The next year, it was a national holiday, Cosmonautics Day. It became an annual celebration for the Russians and the Soviets. The (US) National Space Society translated this into Yuri’s Night in 2001. The cold war was over, and the space shuttles made the news, only when they became disasters, and they wanted more space program.
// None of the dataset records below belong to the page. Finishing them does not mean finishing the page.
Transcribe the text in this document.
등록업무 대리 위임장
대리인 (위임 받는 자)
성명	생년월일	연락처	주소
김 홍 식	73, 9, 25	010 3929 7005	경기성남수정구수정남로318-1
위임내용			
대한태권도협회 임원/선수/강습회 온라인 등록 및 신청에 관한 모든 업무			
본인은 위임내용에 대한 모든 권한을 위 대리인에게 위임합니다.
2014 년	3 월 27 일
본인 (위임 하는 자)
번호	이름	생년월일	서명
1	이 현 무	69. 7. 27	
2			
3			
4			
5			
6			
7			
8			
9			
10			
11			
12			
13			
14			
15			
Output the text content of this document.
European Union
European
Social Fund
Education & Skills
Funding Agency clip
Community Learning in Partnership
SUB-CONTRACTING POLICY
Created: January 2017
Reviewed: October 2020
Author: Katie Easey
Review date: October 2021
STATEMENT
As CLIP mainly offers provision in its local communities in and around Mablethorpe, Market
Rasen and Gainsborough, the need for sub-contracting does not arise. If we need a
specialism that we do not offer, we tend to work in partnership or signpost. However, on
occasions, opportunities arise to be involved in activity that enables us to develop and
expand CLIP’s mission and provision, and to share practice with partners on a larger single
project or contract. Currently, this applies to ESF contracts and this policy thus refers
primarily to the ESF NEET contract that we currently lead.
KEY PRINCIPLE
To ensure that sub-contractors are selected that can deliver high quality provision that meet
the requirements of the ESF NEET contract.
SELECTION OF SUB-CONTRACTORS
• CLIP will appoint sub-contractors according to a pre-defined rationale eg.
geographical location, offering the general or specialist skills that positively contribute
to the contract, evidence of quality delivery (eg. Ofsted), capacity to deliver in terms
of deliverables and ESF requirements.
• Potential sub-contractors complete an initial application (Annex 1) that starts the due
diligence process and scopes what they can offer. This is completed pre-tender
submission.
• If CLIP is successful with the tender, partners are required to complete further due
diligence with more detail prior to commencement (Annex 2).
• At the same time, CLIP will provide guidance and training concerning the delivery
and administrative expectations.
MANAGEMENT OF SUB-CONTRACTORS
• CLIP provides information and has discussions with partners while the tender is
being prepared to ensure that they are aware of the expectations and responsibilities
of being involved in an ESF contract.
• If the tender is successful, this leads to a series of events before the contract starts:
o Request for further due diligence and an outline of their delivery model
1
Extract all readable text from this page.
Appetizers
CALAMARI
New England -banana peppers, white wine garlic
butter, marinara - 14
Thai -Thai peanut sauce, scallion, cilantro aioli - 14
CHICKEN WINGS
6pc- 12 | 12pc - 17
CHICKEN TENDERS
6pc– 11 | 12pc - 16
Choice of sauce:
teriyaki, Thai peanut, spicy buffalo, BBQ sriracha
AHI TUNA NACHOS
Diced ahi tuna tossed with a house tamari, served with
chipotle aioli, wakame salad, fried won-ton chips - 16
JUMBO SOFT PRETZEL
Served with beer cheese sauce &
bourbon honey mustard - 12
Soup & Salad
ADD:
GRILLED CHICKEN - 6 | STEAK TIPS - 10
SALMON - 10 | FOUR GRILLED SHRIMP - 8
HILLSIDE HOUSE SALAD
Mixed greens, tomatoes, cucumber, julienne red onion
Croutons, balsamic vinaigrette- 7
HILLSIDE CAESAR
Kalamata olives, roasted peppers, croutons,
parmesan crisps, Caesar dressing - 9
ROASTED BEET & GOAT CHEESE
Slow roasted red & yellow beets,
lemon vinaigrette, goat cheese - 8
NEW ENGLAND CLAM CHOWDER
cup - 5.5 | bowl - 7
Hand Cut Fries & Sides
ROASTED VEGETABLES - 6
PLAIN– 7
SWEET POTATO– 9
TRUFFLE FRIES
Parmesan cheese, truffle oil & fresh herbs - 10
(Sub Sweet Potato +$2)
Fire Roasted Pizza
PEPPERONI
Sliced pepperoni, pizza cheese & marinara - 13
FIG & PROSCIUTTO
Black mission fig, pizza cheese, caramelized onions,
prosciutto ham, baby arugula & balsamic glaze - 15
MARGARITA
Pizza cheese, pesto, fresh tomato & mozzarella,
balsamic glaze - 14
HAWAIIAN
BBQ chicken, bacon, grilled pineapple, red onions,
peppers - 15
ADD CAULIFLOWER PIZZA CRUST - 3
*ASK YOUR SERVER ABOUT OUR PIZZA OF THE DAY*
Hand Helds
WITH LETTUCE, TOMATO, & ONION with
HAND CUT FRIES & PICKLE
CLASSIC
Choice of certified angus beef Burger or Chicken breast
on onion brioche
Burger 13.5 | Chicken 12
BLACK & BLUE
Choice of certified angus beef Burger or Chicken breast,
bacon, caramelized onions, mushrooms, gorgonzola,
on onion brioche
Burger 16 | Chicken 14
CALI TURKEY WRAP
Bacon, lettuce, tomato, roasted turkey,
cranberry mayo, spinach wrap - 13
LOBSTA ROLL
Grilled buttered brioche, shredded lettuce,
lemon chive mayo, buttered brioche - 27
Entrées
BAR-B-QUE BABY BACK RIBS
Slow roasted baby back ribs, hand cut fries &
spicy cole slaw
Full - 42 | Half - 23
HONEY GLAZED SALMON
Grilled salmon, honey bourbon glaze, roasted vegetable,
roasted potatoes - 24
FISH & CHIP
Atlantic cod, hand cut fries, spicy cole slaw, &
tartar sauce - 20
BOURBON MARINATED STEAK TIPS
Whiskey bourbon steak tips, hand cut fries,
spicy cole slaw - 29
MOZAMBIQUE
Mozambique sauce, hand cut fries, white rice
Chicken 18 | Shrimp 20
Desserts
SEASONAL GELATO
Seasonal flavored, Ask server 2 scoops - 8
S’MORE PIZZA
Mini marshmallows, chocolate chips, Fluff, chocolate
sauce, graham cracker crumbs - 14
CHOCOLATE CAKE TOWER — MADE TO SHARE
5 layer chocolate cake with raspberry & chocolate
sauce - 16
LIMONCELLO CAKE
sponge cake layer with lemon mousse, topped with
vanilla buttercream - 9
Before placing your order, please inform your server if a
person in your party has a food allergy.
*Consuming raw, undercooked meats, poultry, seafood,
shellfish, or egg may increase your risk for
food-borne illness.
Radio reports were broadcast across Russia, that first day, “The world's first spaceship, Vostok [East], with a man on board, has been launched on April 12 in the Soviet Union on a round-the-world orbit ”. The unnamed launch pad (at Bajkonur) was departed from at 9.07 a.m. Jurij Aleksejevič radioed back, “The flight is proceeding normally. I feel well ”, and “The flight is normal. I am withstanding well the state of weightlessness”. The public heard at 11.10, that at 10.25 the orbit was completed. The new Magellan, had gone faster and higher than any man had ever gone. The most perilous portion remained, re-entry and then the landing. At 12.25, the good and triumphant news came across broadcast radio, “At 10:55 Cosmonaut Gagarin safely returned to the sacred soil of our motherland ”.

Vostok 1 was the sputnik that carried Gagarin into orbit. The Mercury program in the US was put to shame and it groused. The accomplishment was played down, instruments did all that a man could do in space, for now. The russians were in the lead and that was not appreciated. Space was a prestige project. Russia and the United States competed on everything.

In interviews Gagarin spoke about his adventure:

“From the spaceship, I could not see as well as from an airplane, but still I could see very well. I saw with my own eyes the spherical shape of the earth. I must say that the view of the horizon is unusual and very beautiful. I could see the unusual transition from the light surface of the earth to the blackness of the sky. There is a very narrow band that makes the transition. This band is a delicate blue color.”

“The sun in outer space is tens of times brighter than here on earth. The stars are easily visible. They are bright and distinct. The entire picture of the firmament has much more contrast than when seen from the earth.”

“It is difficult to say in words all the feelings that took hold of me when I stepped on our Soviet land. First of all, I was glad because I had successfully fulfilled my task. In general, all my feelings can be expressed by one word: joy. When I was going down, I sang the song, The Motherland Hears, the Motherland Knows.”

On that first space flight, Jurij Aleksejevič sang a tune by Šostakovič of Dolmatovskij's lyrics*, which began:
Родина слышит, Родина знает,
Rodina slishit, Rodina znaet
Где в облаках её сын пролетает.
Gde v oblakakh eje sin proletaet.

The Motherland hears, the Motherland knows
Where in the clouds her son flies.
It was a great event, Gagarin became a celebrated, national hero and a world celebrity, and the Soviet government had bragging rights. He was Russia’s Lindbergh, Russia’s Columbus. A handsome russian boy who braved the future and succeeded. Khruščjev crowed, “Gagarin flew into space, but didn't see any God there”.† He was never to fly as a cosmonaut again. Within seven years he was gone, a victim in a fighter plane crash.

__________________________
Jevtušenko in a novel quotes from The Angel, in reference to Gagarin:

The angel was flying through sky in midnight,
And softly he sang in his flight;
And clouds, and stars, and the moon in a throng
Hearkened to that holy song.
He sang of the garden of God's paradise,
Of innocent ghosts in its shade;
He sang of the God, and his vivacious praise
Was glories and unfeigned.
The juvenile soul he carried in arms
For worlds of distress and alarms;
The tune of his charming and heavenly song
Was left in the soul for long.
It roamed on earth many long nights and days,
Filled with a wonderful thirst,
And earth's boring songs could not ever replace
The sounds of heaven it lost.
― Mikhajl Jurijevič Lermontov

†This was Khruščjev’s propaganda boast, it was not Gagarin, who was a christian.